Woman fights off leopard attack with farm tool

Kalama Devi, 54, fought off a leopard using only a sickle. The widow and mother of one is said to have fought the animal for a half-hour before being able to escape. She is recovering at a local hospital.



NEW DELHI (CNN) -- The fight is said to have lasted a half-hour and pitted a leopard against a woman armed only with a farm tool in an isolated field in India.

Kalama Devi, at 54 years old, won.

Devi, a widow and mother of one, has been telling her story from a hospital bed in Srinagar, in Uttarakhand state, where she's being treated for fractures, swelling, scratches and cuts to her skull that have required 50 stitches.

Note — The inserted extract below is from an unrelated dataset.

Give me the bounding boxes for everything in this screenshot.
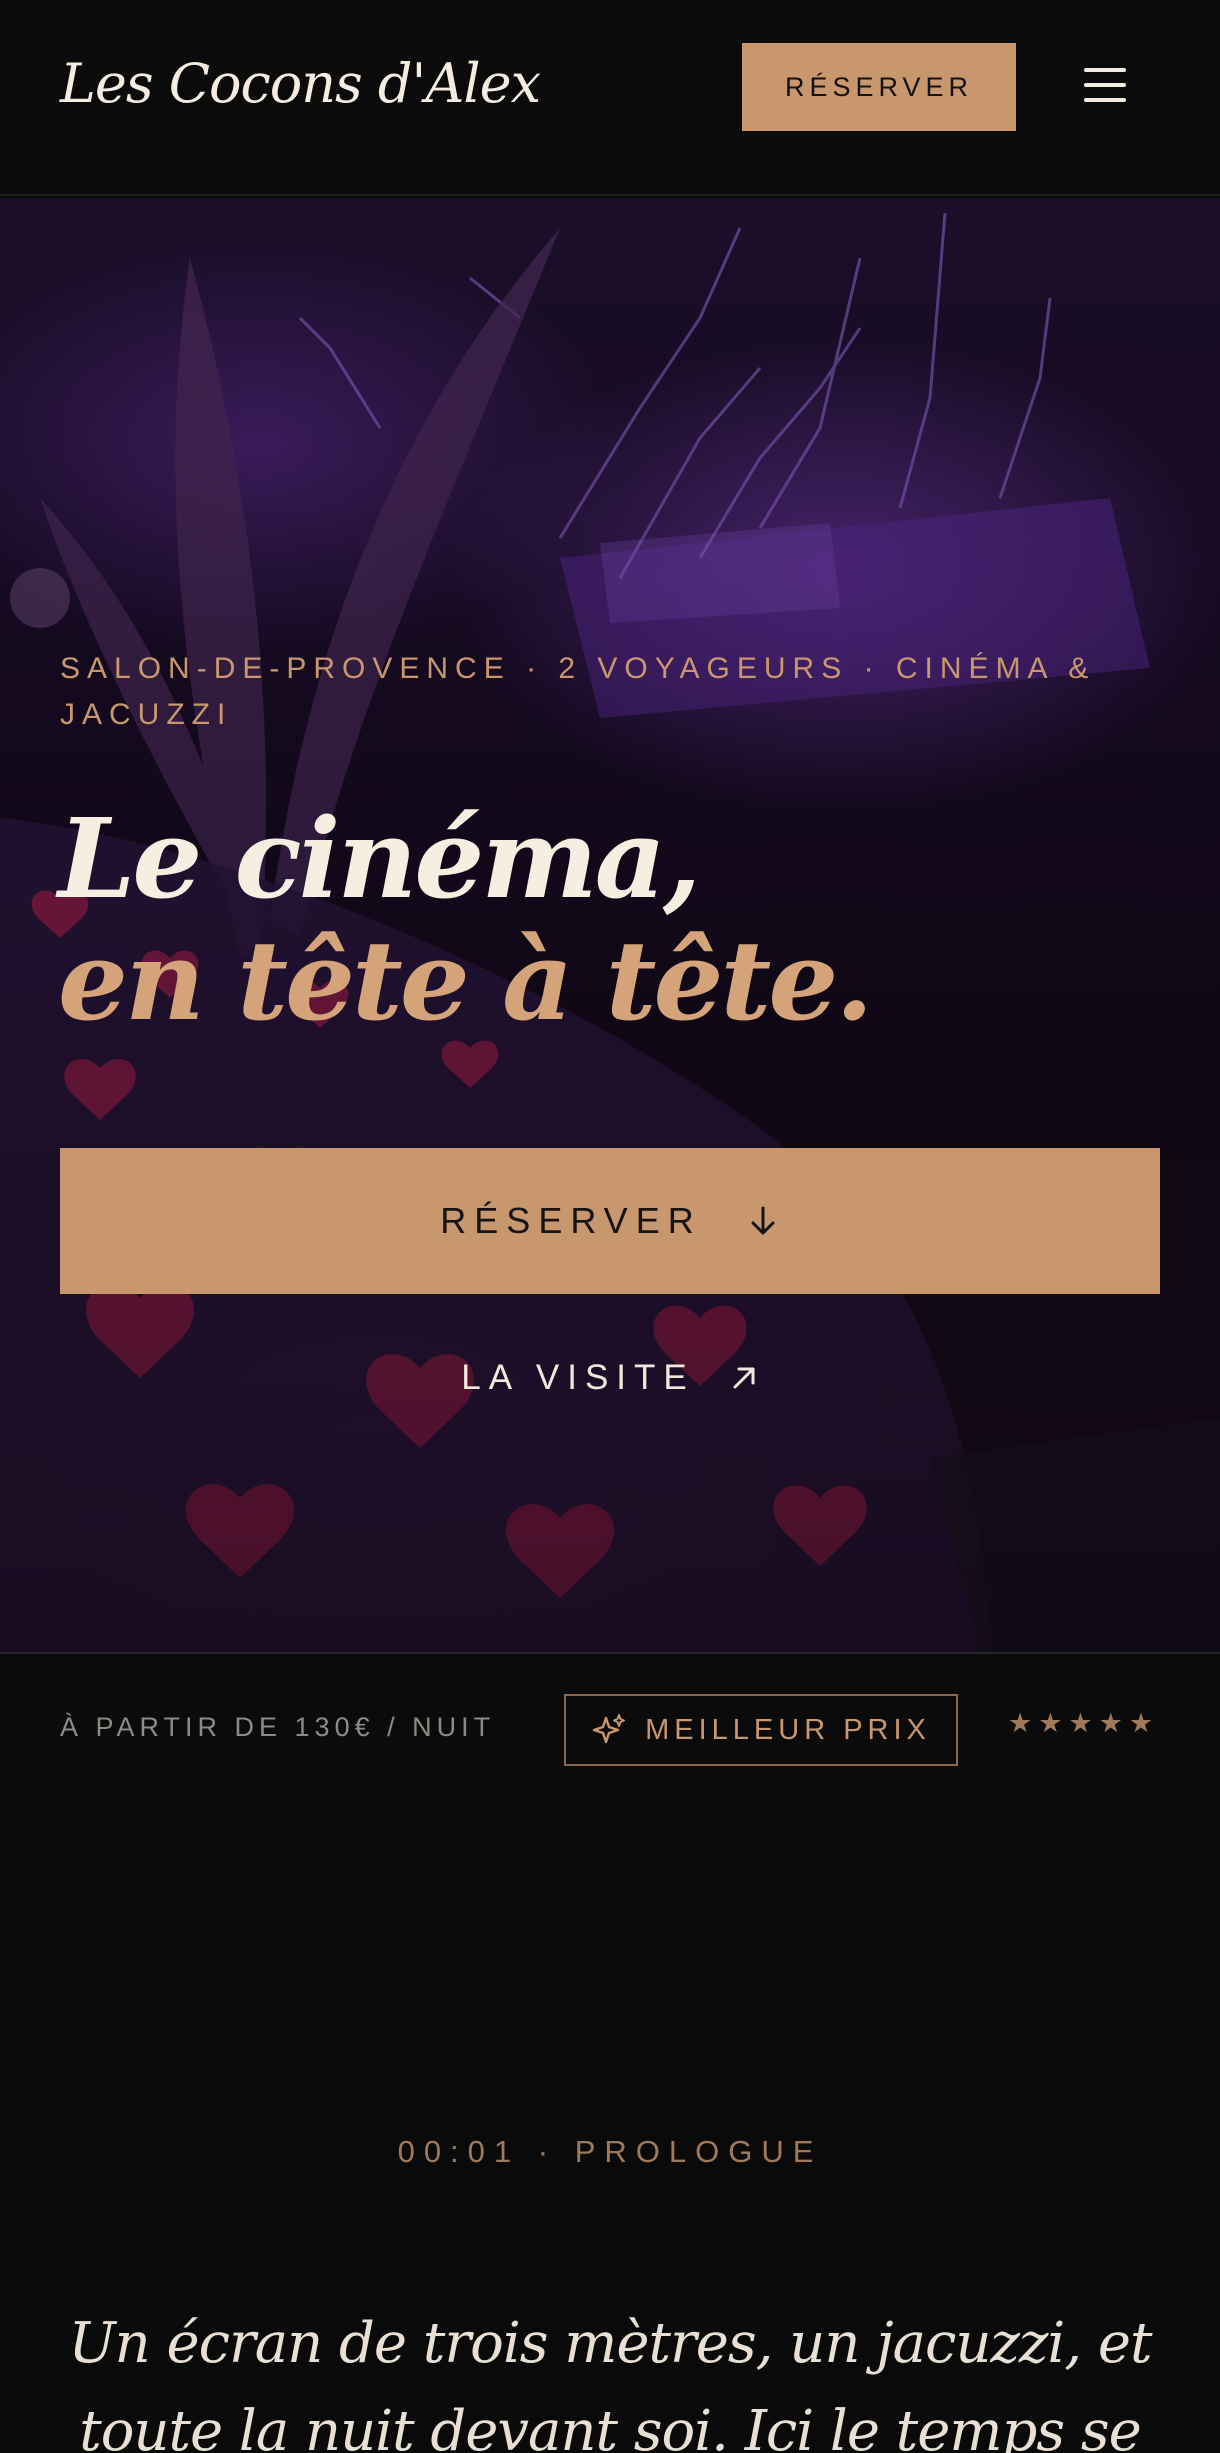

"I held the leopard with my hands, it then bit my hand and then left it. ... Both my hands are in immense pain and I am not able to lift them up," she said.

According to the doctor who's treating her, the leopard pounced about 10 a.m. Sunday as Devi, who had been cutting grass with a sickle, walked through a field in the village of Koti Badma, in the Rudraprayag district of Uttarakhand.

It fractured her left hand first, so with her right hand clutching the sickle she repeatedly hit the animal -- for about 30 minutes.



Exhausted and bleeding

She said she kept pounding the leopard until she ran out of energy, then, exhausted and bleeding, limped one kilometer to a nearby village to seek help, Dr. Abdul Rahul at the HNB Base Hospital in Srinagar told CNN.

Villagers found the leopard dead when they went to the scene of the reported attack, the doctor said.

It's not the first leopard attack in the area, Rahul said, though he added it was more common to see injuries as the result of attacks by bears.

Another woman was recently killed by a young male cat, which was shot dead by hunters, according to Digvijay Khati, chief wildlife warden in Uttarakhand.

"These are alarming incidents because usually leopards attack and kill dogs, goats or young children -- not adults," Khati told CNN.

He said the big cats' natural habitat is shrinking, and their natural prey are becoming scarce.

However, Khatis said, "We cannot say that the increase of human population in the areas is responsible, because attacks have even occurred where human population is less, and people are now moving out to the plains in search of work," he said.